Den Berufungswerbern ist Folgendes zu erwidern:

Von der Verpflichtung zur Zahlung einer Ausgleichsleistung gemäß der Fluggastrechte-VO ist ein Luftfahrtunternehmen nur dann befreit, wenn der Fluggast über die Annullierung mindestens zwei Wochen vor der planmäßigen Abflugszeit informiert wurde (Artikel 5 Abs 1 lit c Z i). Geschieht dies erst in einem Zeitraum zwischen zwei Wochen und sieben Tagen vor der geplanten Abflugzeit, ist ihm mit der Information ein Angebot zur anderweitigen Beförderung zu unterbreiten, das es ihm ermöglicht, nicht mehr als zwei Stunden vor der planmäßigen Abflugzeit abzufliegen und sein Endziel höchstens vier Stunden nach der planmäßigen Ankunftszeit zu erreichen (Artikel 5 Abs 1 lit c Z ii).
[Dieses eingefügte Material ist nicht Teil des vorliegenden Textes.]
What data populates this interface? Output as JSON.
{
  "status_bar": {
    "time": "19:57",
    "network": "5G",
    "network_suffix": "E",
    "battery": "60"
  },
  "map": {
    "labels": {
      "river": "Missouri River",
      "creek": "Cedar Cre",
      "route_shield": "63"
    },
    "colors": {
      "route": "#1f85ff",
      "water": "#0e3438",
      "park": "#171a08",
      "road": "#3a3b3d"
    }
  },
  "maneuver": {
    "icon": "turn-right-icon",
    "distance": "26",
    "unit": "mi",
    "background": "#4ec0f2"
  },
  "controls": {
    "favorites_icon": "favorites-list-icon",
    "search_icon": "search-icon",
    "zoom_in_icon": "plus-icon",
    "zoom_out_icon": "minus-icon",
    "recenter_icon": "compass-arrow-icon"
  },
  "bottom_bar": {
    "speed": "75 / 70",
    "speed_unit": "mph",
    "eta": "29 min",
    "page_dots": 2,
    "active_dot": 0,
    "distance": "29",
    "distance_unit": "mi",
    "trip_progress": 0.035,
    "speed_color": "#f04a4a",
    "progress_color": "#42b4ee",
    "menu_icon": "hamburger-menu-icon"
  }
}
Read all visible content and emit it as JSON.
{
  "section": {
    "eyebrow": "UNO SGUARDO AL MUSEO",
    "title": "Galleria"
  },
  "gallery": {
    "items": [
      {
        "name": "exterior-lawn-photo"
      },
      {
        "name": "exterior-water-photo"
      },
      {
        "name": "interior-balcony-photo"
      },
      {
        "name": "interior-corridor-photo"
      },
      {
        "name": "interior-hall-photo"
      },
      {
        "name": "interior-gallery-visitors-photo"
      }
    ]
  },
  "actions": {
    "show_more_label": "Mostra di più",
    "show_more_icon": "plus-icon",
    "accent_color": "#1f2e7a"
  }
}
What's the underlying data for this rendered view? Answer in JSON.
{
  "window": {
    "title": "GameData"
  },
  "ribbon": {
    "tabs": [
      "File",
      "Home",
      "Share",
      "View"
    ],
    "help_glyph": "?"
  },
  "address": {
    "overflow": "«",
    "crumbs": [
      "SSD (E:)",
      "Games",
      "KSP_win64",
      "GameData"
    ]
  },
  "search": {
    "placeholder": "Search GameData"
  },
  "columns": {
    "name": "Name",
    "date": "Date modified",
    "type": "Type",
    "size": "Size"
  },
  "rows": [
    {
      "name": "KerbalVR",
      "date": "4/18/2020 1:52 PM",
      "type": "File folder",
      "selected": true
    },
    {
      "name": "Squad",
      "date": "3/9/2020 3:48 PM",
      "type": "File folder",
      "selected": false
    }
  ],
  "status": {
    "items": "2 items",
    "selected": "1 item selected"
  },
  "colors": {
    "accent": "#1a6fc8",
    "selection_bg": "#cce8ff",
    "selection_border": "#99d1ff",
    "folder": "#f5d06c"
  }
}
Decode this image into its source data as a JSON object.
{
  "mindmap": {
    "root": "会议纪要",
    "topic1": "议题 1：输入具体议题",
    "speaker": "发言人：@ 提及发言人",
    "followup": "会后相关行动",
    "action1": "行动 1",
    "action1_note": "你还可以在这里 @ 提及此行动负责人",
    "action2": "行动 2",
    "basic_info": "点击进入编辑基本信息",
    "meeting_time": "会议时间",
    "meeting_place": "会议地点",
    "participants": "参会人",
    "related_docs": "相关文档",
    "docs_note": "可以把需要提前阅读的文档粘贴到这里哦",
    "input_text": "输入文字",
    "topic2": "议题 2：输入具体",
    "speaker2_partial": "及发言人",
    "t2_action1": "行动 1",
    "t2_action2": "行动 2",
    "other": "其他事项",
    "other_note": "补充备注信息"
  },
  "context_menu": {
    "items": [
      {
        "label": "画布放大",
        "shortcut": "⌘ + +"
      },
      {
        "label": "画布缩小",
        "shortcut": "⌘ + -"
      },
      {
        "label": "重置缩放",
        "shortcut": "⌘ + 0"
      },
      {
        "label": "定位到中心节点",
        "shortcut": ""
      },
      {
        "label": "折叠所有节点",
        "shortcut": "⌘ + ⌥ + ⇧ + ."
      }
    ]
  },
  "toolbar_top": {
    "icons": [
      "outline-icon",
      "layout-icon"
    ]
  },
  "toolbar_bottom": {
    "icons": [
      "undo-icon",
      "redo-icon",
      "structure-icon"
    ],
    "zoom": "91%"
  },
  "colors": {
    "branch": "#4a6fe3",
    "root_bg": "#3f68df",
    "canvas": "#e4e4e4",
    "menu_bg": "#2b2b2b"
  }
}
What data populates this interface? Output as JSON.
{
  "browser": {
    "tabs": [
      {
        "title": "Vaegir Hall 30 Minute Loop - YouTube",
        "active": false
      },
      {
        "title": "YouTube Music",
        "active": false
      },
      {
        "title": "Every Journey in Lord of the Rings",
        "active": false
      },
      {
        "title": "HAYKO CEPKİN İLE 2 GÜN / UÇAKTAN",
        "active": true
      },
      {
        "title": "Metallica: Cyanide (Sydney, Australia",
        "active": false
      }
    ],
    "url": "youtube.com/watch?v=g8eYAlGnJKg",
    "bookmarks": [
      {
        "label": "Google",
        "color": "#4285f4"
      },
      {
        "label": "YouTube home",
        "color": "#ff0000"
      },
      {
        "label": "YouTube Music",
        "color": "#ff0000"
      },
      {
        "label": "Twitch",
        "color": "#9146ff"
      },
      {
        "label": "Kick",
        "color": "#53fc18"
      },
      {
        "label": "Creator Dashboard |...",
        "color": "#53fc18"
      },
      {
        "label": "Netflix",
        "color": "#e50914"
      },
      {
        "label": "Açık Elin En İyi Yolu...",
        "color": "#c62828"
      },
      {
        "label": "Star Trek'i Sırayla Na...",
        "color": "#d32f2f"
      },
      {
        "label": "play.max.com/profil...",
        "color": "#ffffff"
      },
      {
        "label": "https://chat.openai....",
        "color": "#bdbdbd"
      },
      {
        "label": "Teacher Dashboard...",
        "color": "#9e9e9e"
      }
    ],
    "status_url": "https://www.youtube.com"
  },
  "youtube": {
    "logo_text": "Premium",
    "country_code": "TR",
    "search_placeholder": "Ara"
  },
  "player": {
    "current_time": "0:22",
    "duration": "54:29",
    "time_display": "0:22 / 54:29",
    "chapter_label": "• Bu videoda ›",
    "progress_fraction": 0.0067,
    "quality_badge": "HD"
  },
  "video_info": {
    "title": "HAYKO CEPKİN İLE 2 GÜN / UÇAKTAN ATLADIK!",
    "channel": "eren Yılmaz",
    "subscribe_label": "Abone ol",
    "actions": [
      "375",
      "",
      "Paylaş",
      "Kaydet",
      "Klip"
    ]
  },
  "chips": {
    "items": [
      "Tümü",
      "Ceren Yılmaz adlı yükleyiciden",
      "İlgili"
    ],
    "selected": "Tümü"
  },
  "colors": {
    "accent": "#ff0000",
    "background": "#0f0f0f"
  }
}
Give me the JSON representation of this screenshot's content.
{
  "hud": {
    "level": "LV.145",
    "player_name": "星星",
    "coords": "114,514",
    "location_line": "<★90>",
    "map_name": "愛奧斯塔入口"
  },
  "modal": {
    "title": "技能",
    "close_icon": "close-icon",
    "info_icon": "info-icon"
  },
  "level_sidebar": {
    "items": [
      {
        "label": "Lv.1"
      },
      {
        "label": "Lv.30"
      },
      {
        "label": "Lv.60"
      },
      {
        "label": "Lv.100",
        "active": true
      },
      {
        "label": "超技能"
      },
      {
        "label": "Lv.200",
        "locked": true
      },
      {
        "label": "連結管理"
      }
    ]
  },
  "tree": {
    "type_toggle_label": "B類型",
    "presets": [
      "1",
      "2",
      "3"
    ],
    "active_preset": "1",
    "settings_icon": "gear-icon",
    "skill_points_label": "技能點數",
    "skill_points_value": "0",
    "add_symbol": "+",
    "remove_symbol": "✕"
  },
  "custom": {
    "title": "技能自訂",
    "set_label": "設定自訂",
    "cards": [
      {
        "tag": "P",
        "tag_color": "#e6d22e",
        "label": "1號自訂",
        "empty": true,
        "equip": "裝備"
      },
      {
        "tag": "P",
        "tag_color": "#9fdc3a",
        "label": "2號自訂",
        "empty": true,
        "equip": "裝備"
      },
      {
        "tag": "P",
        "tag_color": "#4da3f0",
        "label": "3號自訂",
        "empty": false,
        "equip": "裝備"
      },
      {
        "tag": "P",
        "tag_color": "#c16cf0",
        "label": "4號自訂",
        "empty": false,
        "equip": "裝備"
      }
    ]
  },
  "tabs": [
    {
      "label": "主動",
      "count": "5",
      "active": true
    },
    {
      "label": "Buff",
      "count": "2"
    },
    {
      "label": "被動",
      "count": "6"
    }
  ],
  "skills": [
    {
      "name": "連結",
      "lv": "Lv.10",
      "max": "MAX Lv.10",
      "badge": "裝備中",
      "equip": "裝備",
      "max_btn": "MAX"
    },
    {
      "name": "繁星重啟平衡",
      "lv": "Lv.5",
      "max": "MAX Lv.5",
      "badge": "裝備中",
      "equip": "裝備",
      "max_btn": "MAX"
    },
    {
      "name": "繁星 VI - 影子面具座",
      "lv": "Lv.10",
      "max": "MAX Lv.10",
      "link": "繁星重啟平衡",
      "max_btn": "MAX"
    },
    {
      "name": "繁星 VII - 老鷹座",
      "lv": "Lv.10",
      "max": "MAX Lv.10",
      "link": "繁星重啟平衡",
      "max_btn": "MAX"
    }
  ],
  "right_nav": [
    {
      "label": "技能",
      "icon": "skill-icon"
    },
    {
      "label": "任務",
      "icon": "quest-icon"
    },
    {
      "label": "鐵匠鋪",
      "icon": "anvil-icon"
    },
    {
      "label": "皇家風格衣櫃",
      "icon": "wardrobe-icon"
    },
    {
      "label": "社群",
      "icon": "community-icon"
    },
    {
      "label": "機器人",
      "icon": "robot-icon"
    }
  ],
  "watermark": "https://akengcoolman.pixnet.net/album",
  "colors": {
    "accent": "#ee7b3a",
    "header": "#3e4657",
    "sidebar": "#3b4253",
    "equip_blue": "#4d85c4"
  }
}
Erfolgt die Information dagegen erst weniger als sieben Tage vor der planmäßigen Abflugzeit, muss das Luftfahrtunternehmen dem Fluggast mit der Information ein Angebot zur anderweitigen Beförderung unterbreiten, das es ihm ermöglicht, nicht mehr als eine Stunde vor der planmäßigen Abflugzeit abzufliegen und sein Endziel höchstens zwei Stunden nach der planmäßigen Ankunftszeit zu erreichen (Artikel 5 Abs 1 lit c Z iii).

Die von den Berufungswerbern gewünschte Auslegung des Artikel 5 der Fluggastrechte-VO geht nicht nur an dessen eindeutigen Wortlaut, sondern auch Intention vorbei. Der Bestimmung ist klar zu entnehmen, dass die Anforderungen für das Luftunternehmen immer strenger werden je kürzer die Annullierung vor der geplanten Abflugzeit erfolgt. Der Europäische Gesetzgeber ist daher davon ausgegangen, dass bei einer Annullierung des Fluges von mindestens zwei Wochen vor der planmäßigen Abflugzeit dem Fluggast selbst ausreichend Zeit bleibt, sich eine anderweitige Beförderungsmöglichkeit zu suchen. Einer Information bedarf es in diesem Fall nicht. Die Anregung auf Einleitung eines Vorabentscheidungsverfahrens war nicht aufzugreifen, da die anzuwendende Bestimmung klar und nicht auslegungsbedürftig ist (acte claire). Da die geltend gemachten Ansprüche schon dem Grunde nach nicht bestehen, liegen auch die behaupteten sekundären Feststellungsmängel nicht vor.

Der unberechtigten Berufung war daher ein Erfolg zu versagen.

Die Kostenentscheidung basiert auf §§ 50, 41 ZPO.

Die Revision ist gemäß § 502 Abs 2 ZPO jedenfalls unzulässig.